L’art. 36 del medesimo testo unico prescrive che: “1. In caso di interventi realizzati in assenza di permesso di costruire, o in difformità da esso, ovvero in assenza di denuncia di inizio attività nelle ipotesi di cui all’articolo 22, comma 3, o in difformità da essa, fino alla scadenza dei termini di cui agli articoli 31, comma 3, 33, comma 1, 34, comma 1, e comunque fino all’irrogazione delle sanzioni amministrative, il responsabile dell’abuso, o l’attuale proprietario dell’immobile, possono ottenere il permesso in sanatoria se l’intervento risulti conforme alla disciplina urbanistica ed edilizia vigente sia al momento della realizzazione dello stesso, sia al momento della presentazione della domanda”.
2. Giurisprudenza
La presentazione della domanda di sanatoria (o accertamento di conformità) viene ad instaurarsi un nuovo procedimento che può culminare con il rilascio della concessione edilizia in sanatoria o con il rigetto della nuova domanda. In ambedue i casi viene meno la precedente situazione litigiosa perché essa verrà superata dal nuovo provvedimento del Comune che conclude il procedimento di sanatoria. Da esso conseguirà, infatti, o la soddisfazione dell’interesse del ricorrente, qualora venisse rilasciata la concessione in sanatoria, o l’instaurarsi di una nuova situazione litigiosa (con possibili diversi connotati) qualora venisse respinta la domanda di sanatoria. (T.A.R. Sardegna Cagliari Sez. II Sent., 12-03-2008, n. 424).

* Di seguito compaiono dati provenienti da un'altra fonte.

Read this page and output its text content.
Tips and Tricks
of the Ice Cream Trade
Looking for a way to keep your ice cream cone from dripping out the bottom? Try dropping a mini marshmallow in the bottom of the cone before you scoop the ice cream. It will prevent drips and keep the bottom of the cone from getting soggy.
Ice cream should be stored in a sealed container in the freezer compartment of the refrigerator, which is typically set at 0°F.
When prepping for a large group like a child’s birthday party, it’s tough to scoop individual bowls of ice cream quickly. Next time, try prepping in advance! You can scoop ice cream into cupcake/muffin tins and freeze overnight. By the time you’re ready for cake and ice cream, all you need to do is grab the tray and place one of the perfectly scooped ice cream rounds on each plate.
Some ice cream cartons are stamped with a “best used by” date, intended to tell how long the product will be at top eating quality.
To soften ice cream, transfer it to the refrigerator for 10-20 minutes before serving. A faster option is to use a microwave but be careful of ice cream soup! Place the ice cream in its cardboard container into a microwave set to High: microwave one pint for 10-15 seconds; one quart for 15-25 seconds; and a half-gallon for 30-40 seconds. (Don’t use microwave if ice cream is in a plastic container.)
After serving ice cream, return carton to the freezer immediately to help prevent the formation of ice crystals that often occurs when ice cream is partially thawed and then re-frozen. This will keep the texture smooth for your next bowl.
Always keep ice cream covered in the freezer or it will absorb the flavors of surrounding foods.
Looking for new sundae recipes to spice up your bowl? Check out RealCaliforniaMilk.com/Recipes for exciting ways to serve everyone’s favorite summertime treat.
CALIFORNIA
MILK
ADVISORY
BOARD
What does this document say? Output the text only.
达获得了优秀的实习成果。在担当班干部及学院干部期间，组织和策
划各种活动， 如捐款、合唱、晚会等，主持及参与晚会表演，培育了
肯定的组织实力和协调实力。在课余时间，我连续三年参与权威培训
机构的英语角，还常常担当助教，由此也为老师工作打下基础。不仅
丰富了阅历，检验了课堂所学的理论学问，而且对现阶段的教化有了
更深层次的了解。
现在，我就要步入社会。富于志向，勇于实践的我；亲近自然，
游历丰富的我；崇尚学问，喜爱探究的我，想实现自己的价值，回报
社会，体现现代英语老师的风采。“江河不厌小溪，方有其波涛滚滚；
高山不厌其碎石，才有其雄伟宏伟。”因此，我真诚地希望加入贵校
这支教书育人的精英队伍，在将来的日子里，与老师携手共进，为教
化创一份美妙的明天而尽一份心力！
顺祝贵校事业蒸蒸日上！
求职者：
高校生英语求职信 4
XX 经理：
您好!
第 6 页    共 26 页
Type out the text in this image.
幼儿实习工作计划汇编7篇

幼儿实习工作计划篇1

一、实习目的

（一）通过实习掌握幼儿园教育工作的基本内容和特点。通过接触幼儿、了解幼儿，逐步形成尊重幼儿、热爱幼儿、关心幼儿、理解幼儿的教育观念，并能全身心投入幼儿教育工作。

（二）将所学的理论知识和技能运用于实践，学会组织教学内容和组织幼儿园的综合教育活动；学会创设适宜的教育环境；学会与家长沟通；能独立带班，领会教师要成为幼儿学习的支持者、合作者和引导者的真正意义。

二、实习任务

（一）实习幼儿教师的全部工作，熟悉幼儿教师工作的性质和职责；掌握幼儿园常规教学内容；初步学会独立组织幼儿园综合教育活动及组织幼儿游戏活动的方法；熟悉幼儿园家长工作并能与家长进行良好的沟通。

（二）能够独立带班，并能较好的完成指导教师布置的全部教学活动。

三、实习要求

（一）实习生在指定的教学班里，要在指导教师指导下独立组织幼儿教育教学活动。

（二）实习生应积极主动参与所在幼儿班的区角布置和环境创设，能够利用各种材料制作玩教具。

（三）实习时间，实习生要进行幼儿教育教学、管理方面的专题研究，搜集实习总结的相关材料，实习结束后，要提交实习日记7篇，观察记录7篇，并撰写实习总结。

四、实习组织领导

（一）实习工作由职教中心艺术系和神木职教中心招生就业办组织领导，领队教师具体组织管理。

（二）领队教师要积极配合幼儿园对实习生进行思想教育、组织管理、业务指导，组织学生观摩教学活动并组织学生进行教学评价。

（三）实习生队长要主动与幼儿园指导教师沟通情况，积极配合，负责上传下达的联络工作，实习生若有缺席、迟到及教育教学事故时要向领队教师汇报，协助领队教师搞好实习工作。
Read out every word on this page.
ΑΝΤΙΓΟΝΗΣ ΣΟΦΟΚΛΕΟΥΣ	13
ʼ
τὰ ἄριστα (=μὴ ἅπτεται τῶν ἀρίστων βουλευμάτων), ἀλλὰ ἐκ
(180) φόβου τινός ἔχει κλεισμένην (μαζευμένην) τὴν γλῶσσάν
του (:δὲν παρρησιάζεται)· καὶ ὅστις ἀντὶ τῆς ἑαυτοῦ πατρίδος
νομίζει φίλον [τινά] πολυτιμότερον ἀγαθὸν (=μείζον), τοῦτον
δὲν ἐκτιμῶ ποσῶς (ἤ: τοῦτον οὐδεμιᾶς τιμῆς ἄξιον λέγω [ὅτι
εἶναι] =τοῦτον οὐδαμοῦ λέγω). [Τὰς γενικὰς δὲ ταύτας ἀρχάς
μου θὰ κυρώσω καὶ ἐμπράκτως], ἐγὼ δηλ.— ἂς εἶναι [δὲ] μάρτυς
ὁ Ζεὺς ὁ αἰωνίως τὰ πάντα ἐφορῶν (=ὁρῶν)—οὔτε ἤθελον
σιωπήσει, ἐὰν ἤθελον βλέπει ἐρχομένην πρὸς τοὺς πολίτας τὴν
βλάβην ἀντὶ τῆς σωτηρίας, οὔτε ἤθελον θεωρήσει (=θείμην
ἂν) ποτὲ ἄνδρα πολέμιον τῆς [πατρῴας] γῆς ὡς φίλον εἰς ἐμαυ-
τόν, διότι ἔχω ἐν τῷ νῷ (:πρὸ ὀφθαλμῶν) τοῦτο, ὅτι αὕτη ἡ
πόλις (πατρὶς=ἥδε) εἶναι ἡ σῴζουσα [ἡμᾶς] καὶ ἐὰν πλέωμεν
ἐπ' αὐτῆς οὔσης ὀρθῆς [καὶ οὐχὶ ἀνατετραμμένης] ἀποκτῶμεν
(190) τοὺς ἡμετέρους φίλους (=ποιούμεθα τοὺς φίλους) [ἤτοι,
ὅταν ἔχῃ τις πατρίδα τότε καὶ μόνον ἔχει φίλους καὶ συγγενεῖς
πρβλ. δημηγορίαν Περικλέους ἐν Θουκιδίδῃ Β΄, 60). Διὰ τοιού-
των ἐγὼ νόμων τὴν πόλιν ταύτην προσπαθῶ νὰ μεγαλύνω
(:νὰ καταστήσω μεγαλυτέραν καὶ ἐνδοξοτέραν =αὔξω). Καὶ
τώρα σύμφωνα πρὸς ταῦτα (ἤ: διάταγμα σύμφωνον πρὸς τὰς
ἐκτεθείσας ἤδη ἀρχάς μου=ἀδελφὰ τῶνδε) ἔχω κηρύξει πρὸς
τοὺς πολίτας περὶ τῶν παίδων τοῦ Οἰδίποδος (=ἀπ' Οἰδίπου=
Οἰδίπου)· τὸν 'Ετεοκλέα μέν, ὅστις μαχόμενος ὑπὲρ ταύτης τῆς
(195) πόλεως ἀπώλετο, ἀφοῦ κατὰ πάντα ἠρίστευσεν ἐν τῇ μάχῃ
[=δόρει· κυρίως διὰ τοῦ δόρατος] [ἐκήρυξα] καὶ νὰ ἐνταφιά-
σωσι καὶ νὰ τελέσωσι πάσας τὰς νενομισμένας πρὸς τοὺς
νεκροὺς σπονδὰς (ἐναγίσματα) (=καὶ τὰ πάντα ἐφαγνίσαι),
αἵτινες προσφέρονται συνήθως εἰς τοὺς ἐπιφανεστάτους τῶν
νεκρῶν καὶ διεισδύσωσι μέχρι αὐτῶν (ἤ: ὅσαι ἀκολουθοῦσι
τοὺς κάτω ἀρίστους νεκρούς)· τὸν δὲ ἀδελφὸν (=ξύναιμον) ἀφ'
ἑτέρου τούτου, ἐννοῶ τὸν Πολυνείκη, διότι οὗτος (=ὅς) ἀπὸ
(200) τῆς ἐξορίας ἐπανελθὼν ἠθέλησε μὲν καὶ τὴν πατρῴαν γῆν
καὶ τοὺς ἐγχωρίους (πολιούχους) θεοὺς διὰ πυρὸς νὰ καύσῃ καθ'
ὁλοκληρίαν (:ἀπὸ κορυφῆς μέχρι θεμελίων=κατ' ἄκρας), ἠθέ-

La necessaria determinazione comunale sulla domanda di condono rifluisce anche sul precedente procedimento (e conseguente provvedimento) sul richiesto accertamento di conformità, implicando l’integrazione del nuovo e definitivo assetto degli interessi attualmente involti in giudizio, peraltro in una prospettiva più ampia, comprensiva della possibilità di sanare, nella ricorrenza dei presupposti di legge, anche gli abusi in contrasto con la disciplina urbanistica vigente e non solo gli abusi “formali”, sanabili con il procedimento ex art. 13 L. n. 47/1985 (ed ora, art. 36 T.U. Edilizia). (T.A.R. Abruzzo L’Aquila Sez. I Sent., 25-02-2008, n. 87).
3. Conclusioni
Se l’affermazione della sussistenza nel caso di specie di sole variazioni leggere avrà un riscontro probatorio e potrà essere considerata giuridicamente fondata, allora potrà essere impugnato dinanzi agli organi della giustizia amministrativa (T.A.R.) il provvedimento comunale di avvio di procedimento sanzionatorio per opere abusive, nonché, se negativo e quindi confermativo dell’abuso edilizio, anche quello finale del procedimento de quo, al fine di ottenerne l’annullamento con sentenza giudiziale. Ciò perché, se quanto riferito è corretto, detti provvedimenti sarebbero illegittimi in quanto viziati quanto meno da eccesso di potere, travisamento dei fatti ed ingiustizia manifesta. In alternativa, è possibile comunque presentare istanza di sanatoria al competente ufficio comunale per ottenere quell’accertamento sanante di cui all’art. 36 del testo unico sull’edilizia, che, se rilasciato, legittimerebbe l’opera abusiva con estinzione delle sanzioni irrogate.